WASHINGTON - The productivity of American workers, the critical component for rising living standards, increased by 4.1 percent in 2004, capping a remarkable three-year period in which worker efficiency climbed at the fastest pace in a half century.
However, the Labor Department reported Thursday that productivity for the final three months of the year was up at an annual rate of just 0.8 percent, which was the slowest quarterly increase in almost three years.
The rapid gains in productivity began slowing in the July-September quarter when productivity rose by just 1.8 percent after increases of 3.7 percent in the first quarter and 3.9 percent in the second quarter last year.
On Wall Street, the Dow Jones industrial average was down about 30 points in late morning trading as investors worried that the sharp slowdown in productivity gains over the past six months will fuel inflation fears at the Federal Reserve, prompting policy-makers to begin moving rates up faster. There have been six quarter-point increases since June.
But private analysts said productivity growth, while slowing from the supercharged rates of the past three years, should remain at healthy levels through 2005.
"We should see productivity settle in at rates just above 2 percent, which will be a solid level consistent with low inflation and low interest rates," said Mark Zandi, chief economist at Economy.com.
Productivity, the amount of output produced for each hour of work, is the key factor in boosting living standards because it allows companies to pay their workers more based on their increased efficiency without having to resort to raising the price of their products, which would increase inflation.
Productivity rose by 4.4 percent in both 2003 and 2004. The 4.3 percent average annual gain for the past three years was the strongest productivity performance in more than a half-century of record keeping. The only three-year period that came close to that performance was a 4.2 percent average turned in from 1949 through 1951.
The downside of that increased efficiency is that companies, by getting more output from their existing work force, are able to avoid hiring new workers.
That is what occurred during the recession year of 2001 and the following two years in which job losses mounted as companies, pressed by increased global competition, strove to get increased production from slimmer work forces.
In other economic news, the nation's retailers reported solid sales in January as consumers braved late-month snowstorms in the Midwest and Northeast to head to the shopping malls.
In another report, the Commerce Department said Thursday that orders to U.S. factories shot up a record 11.1 percent for all of 2004 despite the fact that order growth slowed to a modest 0.3 percent rise in December.

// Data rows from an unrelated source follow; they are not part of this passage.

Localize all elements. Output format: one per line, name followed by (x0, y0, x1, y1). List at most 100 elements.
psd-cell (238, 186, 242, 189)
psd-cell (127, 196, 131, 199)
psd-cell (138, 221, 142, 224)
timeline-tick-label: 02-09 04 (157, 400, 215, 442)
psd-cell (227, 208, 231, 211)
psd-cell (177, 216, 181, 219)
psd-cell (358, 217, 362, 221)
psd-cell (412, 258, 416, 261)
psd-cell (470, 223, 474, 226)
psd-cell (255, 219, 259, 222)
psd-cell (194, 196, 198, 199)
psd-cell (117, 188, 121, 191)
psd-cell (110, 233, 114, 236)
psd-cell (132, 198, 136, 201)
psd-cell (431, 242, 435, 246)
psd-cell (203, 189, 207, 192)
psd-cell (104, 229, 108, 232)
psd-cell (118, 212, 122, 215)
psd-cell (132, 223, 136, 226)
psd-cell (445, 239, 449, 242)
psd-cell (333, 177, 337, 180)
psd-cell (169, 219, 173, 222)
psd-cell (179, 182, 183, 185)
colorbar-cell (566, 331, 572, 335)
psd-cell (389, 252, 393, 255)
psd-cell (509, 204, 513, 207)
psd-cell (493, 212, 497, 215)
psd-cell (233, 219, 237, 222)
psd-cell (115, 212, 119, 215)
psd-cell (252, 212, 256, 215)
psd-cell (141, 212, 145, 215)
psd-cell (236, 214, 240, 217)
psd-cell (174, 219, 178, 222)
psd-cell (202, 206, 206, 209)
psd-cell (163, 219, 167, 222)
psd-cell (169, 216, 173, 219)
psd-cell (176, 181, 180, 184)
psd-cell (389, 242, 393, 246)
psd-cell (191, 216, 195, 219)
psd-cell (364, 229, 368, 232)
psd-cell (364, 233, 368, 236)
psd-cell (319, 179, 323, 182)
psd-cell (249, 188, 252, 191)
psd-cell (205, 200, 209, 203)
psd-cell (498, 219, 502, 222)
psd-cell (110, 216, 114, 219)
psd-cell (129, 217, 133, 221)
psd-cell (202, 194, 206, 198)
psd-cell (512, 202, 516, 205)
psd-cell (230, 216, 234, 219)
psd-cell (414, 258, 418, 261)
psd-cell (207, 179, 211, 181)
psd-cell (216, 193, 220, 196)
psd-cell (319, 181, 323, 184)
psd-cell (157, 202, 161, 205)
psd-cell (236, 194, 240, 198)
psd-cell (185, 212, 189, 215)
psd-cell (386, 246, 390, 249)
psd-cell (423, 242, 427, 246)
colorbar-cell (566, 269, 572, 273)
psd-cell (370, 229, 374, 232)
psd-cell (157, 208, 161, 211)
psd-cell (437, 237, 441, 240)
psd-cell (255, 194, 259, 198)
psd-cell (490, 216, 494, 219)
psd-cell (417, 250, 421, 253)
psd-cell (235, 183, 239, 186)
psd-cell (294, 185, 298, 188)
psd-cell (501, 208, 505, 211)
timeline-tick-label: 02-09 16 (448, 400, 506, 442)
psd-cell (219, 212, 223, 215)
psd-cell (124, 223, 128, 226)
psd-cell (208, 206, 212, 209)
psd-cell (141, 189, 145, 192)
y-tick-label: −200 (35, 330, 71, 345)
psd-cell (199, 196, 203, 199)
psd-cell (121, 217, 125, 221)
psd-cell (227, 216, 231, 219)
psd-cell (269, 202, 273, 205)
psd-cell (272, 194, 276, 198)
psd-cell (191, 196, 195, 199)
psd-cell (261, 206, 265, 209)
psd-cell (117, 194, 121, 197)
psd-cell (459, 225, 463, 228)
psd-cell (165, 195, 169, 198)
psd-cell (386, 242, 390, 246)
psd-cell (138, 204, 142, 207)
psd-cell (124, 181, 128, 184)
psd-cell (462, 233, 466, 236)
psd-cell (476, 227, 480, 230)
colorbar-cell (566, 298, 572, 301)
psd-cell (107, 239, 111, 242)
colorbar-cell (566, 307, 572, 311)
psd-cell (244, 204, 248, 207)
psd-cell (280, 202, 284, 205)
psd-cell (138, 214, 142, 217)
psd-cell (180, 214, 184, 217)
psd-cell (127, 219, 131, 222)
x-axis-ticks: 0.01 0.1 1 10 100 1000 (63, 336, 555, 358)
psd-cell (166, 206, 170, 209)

The December increase was the weakest showing since no increase in September. It reflected a 1.1 percent rise in orders for durable goods, which was revised up from a preliminary estimate of 0.6 percent, and a 0.6 percent decline in orders for non-durable goods, items not expected to last at least three years.
The 11.1 percent surge in factory orders for the year was the biggest gain on record, besting the previous high of 8.1 percent set in 1994. It followed four lackluster years as U.S. manufacturers suffered the loss of 2.9 million factory jobs since mid-2000.
Meanwhile, the Labor Department said that the number of newly laid-off workers filing claims for unemployment benefits totaled a seasonally adjusted 316,000 last week, a decrease of 9,000 from the previous week, pushing new claims to the lowest level since early December. Claims had risen by 7,000 the previous week after having plunged by 49,000 for the week ending Jan. 15.
The decline of 9,000 jobless claims last week represented a better-than-expected showing. Many analysts had been forecasting not a drop but an increase of about 5,000 in new claims being filed. The four-week moving average of claims dipped to 331,500, the lowest level since early January.
For all of 2004, employment grew by 2.2 million workers, the first annual gain after three years of job losses as the country struggled to cope with the 2001 recession and a jobless recovery that reflected in large part the ability of U.S. companies to get more output from a smaller work force.
The productivity report also showed that output rose by 2.8 percent in the fourth quarter while the number of hours worked was up by 1.9 percent.
The 0.8 percent increase in productivity for the fourth quarter was the weakest showing since a 0.4 percent drop in the first three months of 2001. The slowdown in productivity growth meant that unit labor costs climbed by 2.3 percent in the fourth quarter, the biggest jump since a similar increase in the April-June quarter of 2002.